I am just so sick and tired of everything... Or, well, that sounds a bit harsh, I am just a bit overwhelmed at present. I have not written a lot about my mom, but she is a very real factor, both positive, and negative in my life. She is still awaiting the go-ahead from her physician to go for a knee replacement after the previous failed attempt due to bronchiolitus. Yesterday, after experiencing a bit of blurred vision, comes the news that the retina in her one eye have gone loose and that his will have to be urgently repaired (as in tomorrow), failing which she can loose the sight in that eye. So, tomorrow it's off to hospital for her, anaesthetics although she is not well recovered yet and she has to be there at 7 in the morning! Impossible time for me as this is exactly when The Boys get fed, A. gets dressed, etc. Add to that that my mom is a 25 minute drive away, and then to hospital in the other direction, another 35 minutes. H can not help tomorrow as he has an early morning meeting and commutes daily between Pretoria and Johannesburg. Big problem. So, I took the liberty and phoned one of her friends. Who gladly volunteered, and, well, problem solved on a physical level. But on an emotional level I had to admit that I definitely can not do it all and although my mom and I do not always see eye to eye, I really would like to be there for her.
Another very pressing issue is the fact that our nanny's current lodgings during the week, very close to us, will not be available for long any more. She stays in an outside flatlet at my aunt's place, but ,my aunt's health has deteriorated to such an extend that she needs a carer to stay in to help her. So, I need to find her alternative lodgings. This will certainly cost me money, but if I can only find somewhere relatively affordable it would be ok. This is proving difficult though. Both of us are stressing over this. We also do not want to add on to the house at present as the rising interest rates are not conductive to any big spending at present. And we have to get a bigger car.
With my mom not on her full health, it also becomes difficult with A being at school only half day. I can put her into school for the full day, but like the fact that she spends time with her brothers and her dear nanny in the afternoons. We will have to see how this develops. The nanny can fetch her 3 days in the week, but the other 2 remains a problem if my mom can not make it and I have work commitments. H. is not an option as her works 60 km away.
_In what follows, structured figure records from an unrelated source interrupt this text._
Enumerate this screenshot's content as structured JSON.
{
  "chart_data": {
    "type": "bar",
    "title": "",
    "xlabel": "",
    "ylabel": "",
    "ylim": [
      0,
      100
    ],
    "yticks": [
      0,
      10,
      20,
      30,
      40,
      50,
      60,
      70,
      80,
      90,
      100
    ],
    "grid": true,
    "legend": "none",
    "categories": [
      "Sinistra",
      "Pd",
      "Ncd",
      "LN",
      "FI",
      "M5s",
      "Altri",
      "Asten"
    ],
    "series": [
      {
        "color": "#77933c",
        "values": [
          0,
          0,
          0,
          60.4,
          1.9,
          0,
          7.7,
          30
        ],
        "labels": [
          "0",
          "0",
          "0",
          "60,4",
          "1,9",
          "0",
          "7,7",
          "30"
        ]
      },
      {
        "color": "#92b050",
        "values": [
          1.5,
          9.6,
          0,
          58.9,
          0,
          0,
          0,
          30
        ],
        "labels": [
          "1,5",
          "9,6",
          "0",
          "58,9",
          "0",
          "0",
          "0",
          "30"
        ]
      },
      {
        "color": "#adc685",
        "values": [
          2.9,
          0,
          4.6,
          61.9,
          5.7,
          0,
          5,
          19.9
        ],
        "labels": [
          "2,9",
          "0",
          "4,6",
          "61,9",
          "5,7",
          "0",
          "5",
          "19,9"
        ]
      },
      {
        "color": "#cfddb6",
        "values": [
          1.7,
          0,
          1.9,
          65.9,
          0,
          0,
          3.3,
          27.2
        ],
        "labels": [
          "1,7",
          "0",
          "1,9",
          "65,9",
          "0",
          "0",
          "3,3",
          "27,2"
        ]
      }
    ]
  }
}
And that brings us to the other issue: H is being overused (I say abused) at his work as more and more work gets piled upon him. He is also terribly tired of the commuting every day and would like to see the kids more and more. The company has also started retrenching people ( but he is not in danger - has been there for long and holds a managerial position). He is however involved in the process of determining who gets retrenched and this is not a pleasant position to be in. So, he is looking for a new job, near to home. This will be great, but as we all know job hunting can be very stressful for all.
So, while having all this stress and negativity around me, comes the great news from Debi that just lifts my spirit and makes the sun shine on a dreary day! Great to have blogging friends to share our lives with. Makes one feel a bit better. And prayers please for my mom! Much appreciated.